Vote Predicted as Close

Aides to influential Westside Rep. Henry A. Waxman (D-Los Angeles), a past supporter of the project who has demanded that the entire subway route be restudied for safety in the wake of an underground gas explosion at a Fairfax district clothing store, also said the vote could be close. But the Waxman forces added that they may be outgunned by the small army of Metro Rail lobbyists, consultants and supporters working the Hill.

“We are as much concerned about safety as anyone,” Bradley said, noting that both city and state inspectors would personally supervise tunnel construction.

Compromise Bid Fails

Bradley met with Waxman and several other members of the Los Angeles delegation Tuesday morning in a last-ditch attempt to find a compromise that would avoid a political battle on the House floor that could kill the project. For a few hours, it appeared that a settlement was near. But the arrangement came unraveled when the two sides could not come to terms on a re-examination of the downtown leg of the route, where high methane readings have been found in underground probes.

Meanwhile, Waxman, joined by conservative Rep.
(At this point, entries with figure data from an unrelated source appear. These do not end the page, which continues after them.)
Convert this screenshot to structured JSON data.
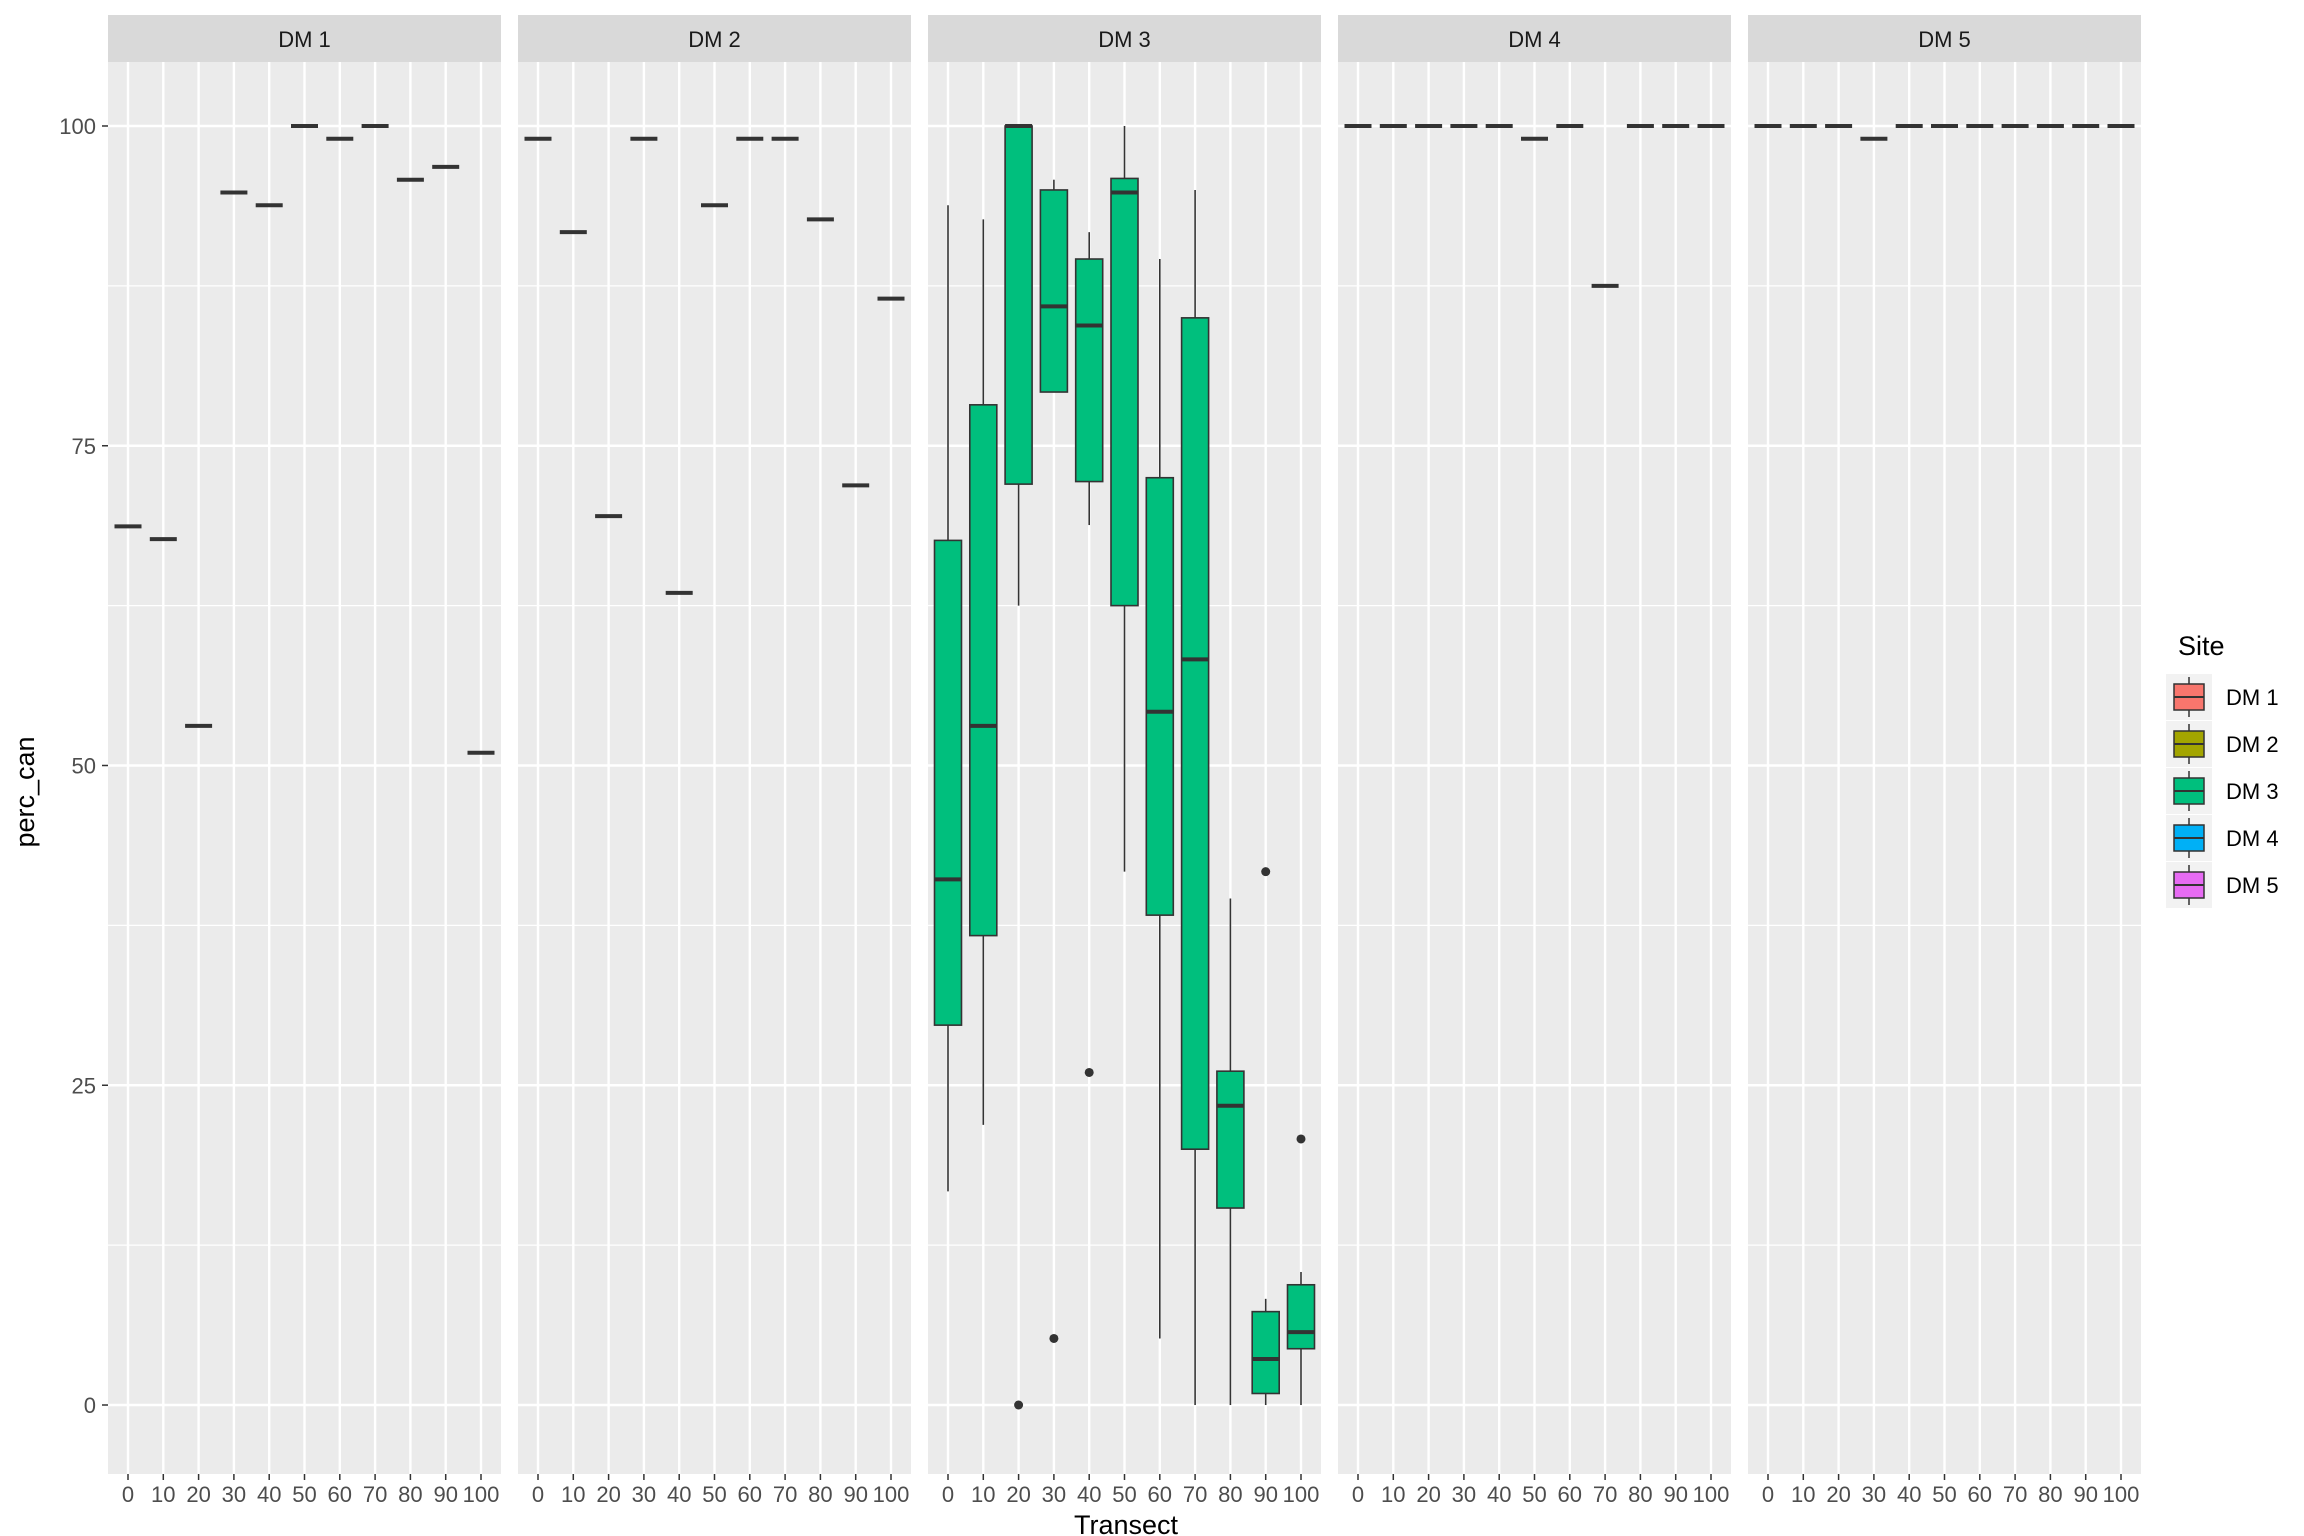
{
  "chart_data": {
    "type": "boxplot",
    "xlabel": "Transect",
    "ylabel": "perc_can",
    "ylim": [
      -5,
      105
    ],
    "y_ticks": [
      0,
      25,
      50,
      75,
      100
    ],
    "categories": [
      "0",
      "10",
      "20",
      "30",
      "40",
      "50",
      "60",
      "70",
      "80",
      "90",
      "100"
    ],
    "grid": true,
    "legend": {
      "title": "Site",
      "position": "right",
      "entries": [
        {
          "label": "DM 1",
          "color": "#F8766D"
        },
        {
          "label": "DM 2",
          "color": "#A3A500"
        },
        {
          "label": "DM 3",
          "color": "#00BF7D"
        },
        {
          "label": "DM 4",
          "color": "#00B0F6"
        },
        {
          "label": "DM 5",
          "color": "#E76BF3"
        }
      ]
    },
    "panels": [
      {
        "name": "DM 1",
        "boxes": [
          {
            "x": "0",
            "lower": 68.7,
            "q1": 68.7,
            "median": 68.7,
            "q3": 68.7,
            "upper": 68.7,
            "outliers": []
          },
          {
            "x": "10",
            "lower": 67.7,
            "q1": 67.7,
            "median": 67.7,
            "q3": 67.7,
            "upper": 67.7,
            "outliers": []
          },
          {
            "x": "20",
            "lower": 53.1,
            "q1": 53.1,
            "median": 53.1,
            "q3": 53.1,
            "upper": 53.1,
            "outliers": []
          },
          {
            "x": "30",
            "lower": 94.8,
            "q1": 94.8,
            "median": 94.8,
            "q3": 94.8,
            "upper": 94.8,
            "outliers": []
          },
          {
            "x": "40",
            "lower": 93.8,
            "q1": 93.8,
            "median": 93.8,
            "q3": 93.8,
            "upper": 93.8,
            "outliers": []
          },
          {
            "x": "50",
            "lower": 100,
            "q1": 100,
            "median": 100,
            "q3": 100,
            "upper": 100,
            "outliers": []
          },
          {
            "x": "60",
            "lower": 99,
            "q1": 99,
            "median": 99,
            "q3": 99,
            "upper": 99,
            "outliers": []
          },
          {
            "x": "70",
            "lower": 100,
            "q1": 100,
            "median": 100,
            "q3": 100,
            "upper": 100,
            "outliers": []
          },
          {
            "x": "80",
            "lower": 95.8,
            "q1": 95.8,
            "median": 95.8,
            "q3": 95.8,
            "upper": 95.8,
            "outliers": []
          },
          {
            "x": "90",
            "lower": 96.8,
            "q1": 96.8,
            "median": 96.8,
            "q3": 96.8,
            "upper": 96.8,
            "outliers": []
          },
          {
            "x": "100",
            "lower": 51,
            "q1": 51,
            "median": 51,
            "q3": 51,
            "upper": 51,
            "outliers": []
          }
        ]
      },
      {
        "name": "DM 2",
        "boxes": [
          {
            "x": "0",
            "lower": 99,
            "q1": 99,
            "median": 99,
            "q3": 99,
            "upper": 99,
            "outliers": []
          },
          {
            "x": "10",
            "lower": 91.7,
            "q1": 91.7,
            "median": 91.7,
            "q3": 91.7,
            "upper": 91.7,
            "outliers": []
          },
          {
            "x": "20",
            "lower": 69.5,
            "q1": 69.5,
            "median": 69.5,
            "q3": 69.5,
            "upper": 69.5,
            "outliers": []
          },
          {
            "x": "30",
            "lower": 99,
            "q1": 99,
            "median": 99,
            "q3": 99,
            "upper": 99,
            "outliers": []
          },
          {
            "x": "40",
            "lower": 63.5,
            "q1": 63.5,
            "median": 63.5,
            "q3": 63.5,
            "upper": 63.5,
            "outliers": []
          },
          {
            "x": "50",
            "lower": 93.8,
            "q1": 93.8,
            "median": 93.8,
            "q3": 93.8,
            "upper": 93.8,
            "outliers": []
          },
          {
            "x": "60",
            "lower": 99,
            "q1": 99,
            "median": 99,
            "q3": 99,
            "upper": 99,
            "outliers": []
          },
          {
            "x": "70",
            "lower": 99,
            "q1": 99,
            "median": 99,
            "q3": 99,
            "upper": 99,
            "outliers": []
          },
          {
            "x": "80",
            "lower": 92.7,
            "q1": 92.7,
            "median": 92.7,
            "q3": 92.7,
            "upper": 92.7,
            "outliers": []
          },
          {
            "x": "90",
            "lower": 71.9,
            "q1": 71.9,
            "median": 71.9,
            "q3": 71.9,
            "upper": 71.9,
            "outliers": []
          },
          {
            "x": "100",
            "lower": 86.5,
            "q1": 86.5,
            "median": 86.5,
            "q3": 86.5,
            "upper": 86.5,
            "outliers": []
          }
        ]
      },
      {
        "name": "DM 3",
        "boxes": [
          {
            "x": "0",
            "lower": 16.7,
            "q1": 29.7,
            "median": 41.1,
            "q3": 67.6,
            "upper": 93.8,
            "outliers": []
          },
          {
            "x": "10",
            "lower": 21.9,
            "q1": 36.7,
            "median": 53.1,
            "q3": 78.2,
            "upper": 92.7,
            "outliers": []
          },
          {
            "x": "20",
            "lower": 62.5,
            "q1": 72.0,
            "median": 100,
            "q3": 100,
            "upper": 100,
            "outliers": [
              0
            ]
          },
          {
            "x": "30",
            "lower": 79.2,
            "q1": 79.2,
            "median": 85.9,
            "q3": 95.0,
            "upper": 95.8,
            "outliers": [
              5.2
            ]
          },
          {
            "x": "40",
            "lower": 68.8,
            "q1": 72.2,
            "median": 84.4,
            "q3": 89.6,
            "upper": 91.7,
            "outliers": [
              26.0
            ]
          },
          {
            "x": "50",
            "lower": 41.7,
            "q1": 62.5,
            "median": 94.8,
            "q3": 95.9,
            "upper": 100,
            "outliers": []
          },
          {
            "x": "60",
            "lower": 5.2,
            "q1": 38.3,
            "median": 54.2,
            "q3": 72.5,
            "upper": 89.6,
            "outliers": []
          },
          {
            "x": "70",
            "lower": 0,
            "q1": 20.0,
            "median": 58.3,
            "q3": 85.0,
            "upper": 95.0,
            "outliers": []
          },
          {
            "x": "80",
            "lower": 0,
            "q1": 15.4,
            "median": 23.4,
            "q3": 26.1,
            "upper": 39.6,
            "outliers": []
          },
          {
            "x": "90",
            "lower": 0,
            "q1": 0.9,
            "median": 3.6,
            "q3": 7.3,
            "upper": 8.3,
            "outliers": [
              41.7
            ]
          },
          {
            "x": "100",
            "lower": 0,
            "q1": 4.4,
            "median": 5.7,
            "q3": 9.4,
            "upper": 10.4,
            "outliers": [
              20.8
            ]
          }
        ]
      },
      {
        "name": "DM 4",
        "boxes": [
          {
            "x": "0",
            "lower": 100,
            "q1": 100,
            "median": 100,
            "q3": 100,
            "upper": 100,
            "outliers": []
          },
          {
            "x": "10",
            "lower": 100,
            "q1": 100,
            "median": 100,
            "q3": 100,
            "upper": 100,
            "outliers": []
          },
          {
            "x": "20",
            "lower": 100,
            "q1": 100,
            "median": 100,
            "q3": 100,
            "upper": 100,
            "outliers": []
          },
          {
            "x": "30",
            "lower": 100,
            "q1": 100,
            "median": 100,
            "q3": 100,
            "upper": 100,
            "outliers": []
          },
          {
            "x": "40",
            "lower": 100,
            "q1": 100,
            "median": 100,
            "q3": 100,
            "upper": 100,
            "outliers": []
          },
          {
            "x": "50",
            "lower": 99,
            "q1": 99,
            "median": 99,
            "q3": 99,
            "upper": 99,
            "outliers": []
          },
          {
            "x": "60",
            "lower": 100,
            "q1": 100,
            "median": 100,
            "q3": 100,
            "upper": 100,
            "outliers": []
          },
          {
            "x": "70",
            "lower": 87.5,
            "q1": 87.5,
            "median": 87.5,
            "q3": 87.5,
            "upper": 87.5,
            "outliers": []
          },
          {
            "x": "80",
            "lower": 100,
            "q1": 100,
            "median": 100,
            "q3": 100,
            "upper": 100,
            "outliers": []
          },
          {
            "x": "90",
            "lower": 100,
            "q1": 100,
            "median": 100,
            "q3": 100,
            "upper": 100,
            "outliers": []
          },
          {
            "x": "100",
            "lower": 100,
            "q1": 100,
            "median": 100,
            "q3": 100,
            "upper": 100,
            "outliers": []
          }
        ]
      },
      {
        "name": "DM 5",
        "boxes": [
          {
            "x": "0",
            "lower": 100,
            "q1": 100,
            "median": 100,
            "q3": 100,
            "upper": 100,
            "outliers": []
          },
          {
            "x": "10",
            "lower": 100,
            "q1": 100,
            "median": 100,
            "q3": 100,
            "upper": 100,
            "outliers": []
          },
          {
            "x": "20",
            "lower": 100,
            "q1": 100,
            "median": 100,
            "q3": 100,
            "upper": 100,
            "outliers": []
          },
          {
            "x": "30",
            "lower": 99,
            "q1": 99,
            "median": 99,
            "q3": 99,
            "upper": 99,
            "outliers": []
          },
          {
            "x": "40",
            "lower": 100,
            "q1": 100,
            "median": 100,
            "q3": 100,
            "upper": 100,
            "outliers": []
          },
          {
            "x": "50",
            "lower": 100,
            "q1": 100,
            "median": 100,
            "q3": 100,
            "upper": 100,
            "outliers": []
          },
          {
            "x": "60",
            "lower": 100,
            "q1": 100,
            "median": 100,
            "q3": 100,
            "upper": 100,
            "outliers": []
          },
          {
            "x": "70",
            "lower": 100,
            "q1": 100,
            "median": 100,
            "q3": 100,
            "upper": 100,
            "outliers": []
          },
          {
            "x": "80",
            "lower": 100,
            "q1": 100,
            "median": 100,
            "q3": 100,
            "upper": 100,
            "outliers": []
          },
          {
            "x": "90",
            "lower": 100,
            "q1": 100,
            "median": 100,
            "q3": 100,
            "upper": 100,
            "outliers": []
          },
          {
            "x": "100",
            "lower": 100,
            "q1": 100,
            "median": 100,
            "q3": 100,
            "upper": 100,
            "outliers": []
          }
        ]
      }
    ]
  }
}
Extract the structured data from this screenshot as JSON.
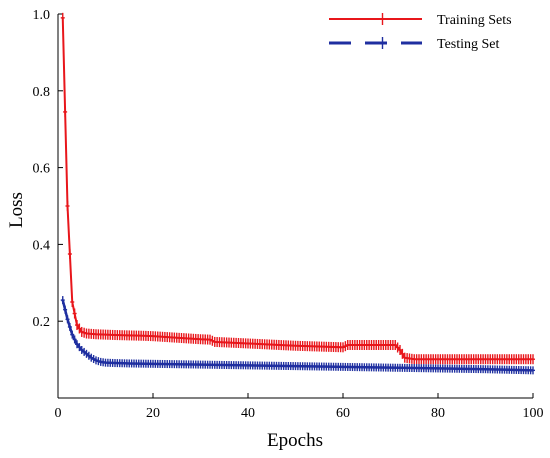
{
  "chart_data": {
    "type": "line",
    "xlabel": "Epochs",
    "ylabel": "Loss",
    "xlim": [
      0,
      100
    ],
    "ylim": [
      0,
      1.0
    ],
    "x_ticks": [
      "0",
      "20",
      "40",
      "60",
      "80",
      "100"
    ],
    "y_ticks": [
      "0.2",
      "0.4",
      "0.6",
      "0.8",
      "1.0"
    ],
    "grid": false,
    "legend_position": "top-right",
    "series": [
      {
        "name": "Training Sets",
        "color": "#e8161b",
        "line_style": "solid",
        "marker": "plus",
        "x": [
          1,
          2,
          3,
          4,
          5,
          6,
          7,
          8,
          10,
          12,
          15,
          18,
          20,
          25,
          30,
          32,
          33,
          35,
          40,
          45,
          50,
          55,
          60,
          61,
          62,
          65,
          70,
          71,
          72,
          73,
          75,
          80,
          85,
          90,
          95,
          100
        ],
        "y": [
          0.99,
          0.5,
          0.25,
          0.19,
          0.172,
          0.168,
          0.167,
          0.166,
          0.165,
          0.164,
          0.163,
          0.162,
          0.161,
          0.157,
          0.153,
          0.152,
          0.146,
          0.145,
          0.142,
          0.139,
          0.136,
          0.134,
          0.132,
          0.138,
          0.138,
          0.138,
          0.138,
          0.138,
          0.125,
          0.105,
          0.101,
          0.101,
          0.101,
          0.101,
          0.101,
          0.101
        ]
      },
      {
        "name": "Testing Set",
        "color": "#1f2fa0",
        "line_style": "dashed",
        "marker": "plus",
        "x": [
          1,
          2,
          3,
          4,
          5,
          6,
          7,
          8,
          9,
          10,
          12,
          15,
          20,
          30,
          40,
          50,
          60,
          70,
          80,
          90,
          100
        ],
        "y": [
          0.255,
          0.205,
          0.165,
          0.14,
          0.125,
          0.115,
          0.105,
          0.098,
          0.094,
          0.092,
          0.091,
          0.09,
          0.089,
          0.087,
          0.085,
          0.083,
          0.081,
          0.079,
          0.077,
          0.075,
          0.072
        ]
      }
    ]
  }
}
Bobbi Fiedler (R-Northridge), the project’s most ardent critic, appeared before the House Rules Committee and won permission to offer an amendment to the transportation money bill that would hold up all spending on Metro Rail until the safety of the entire line is re-evaluated. That amendment, which will be the focus of the expected House floor fight today, would also require independent experts to review the route and change it where necessary to avoid any areas identified as potentially hazardous.

Tuesday night Bradley was to receive the Washington-based National Urban Coalition’s award as the Distinguished Mayor of 1985.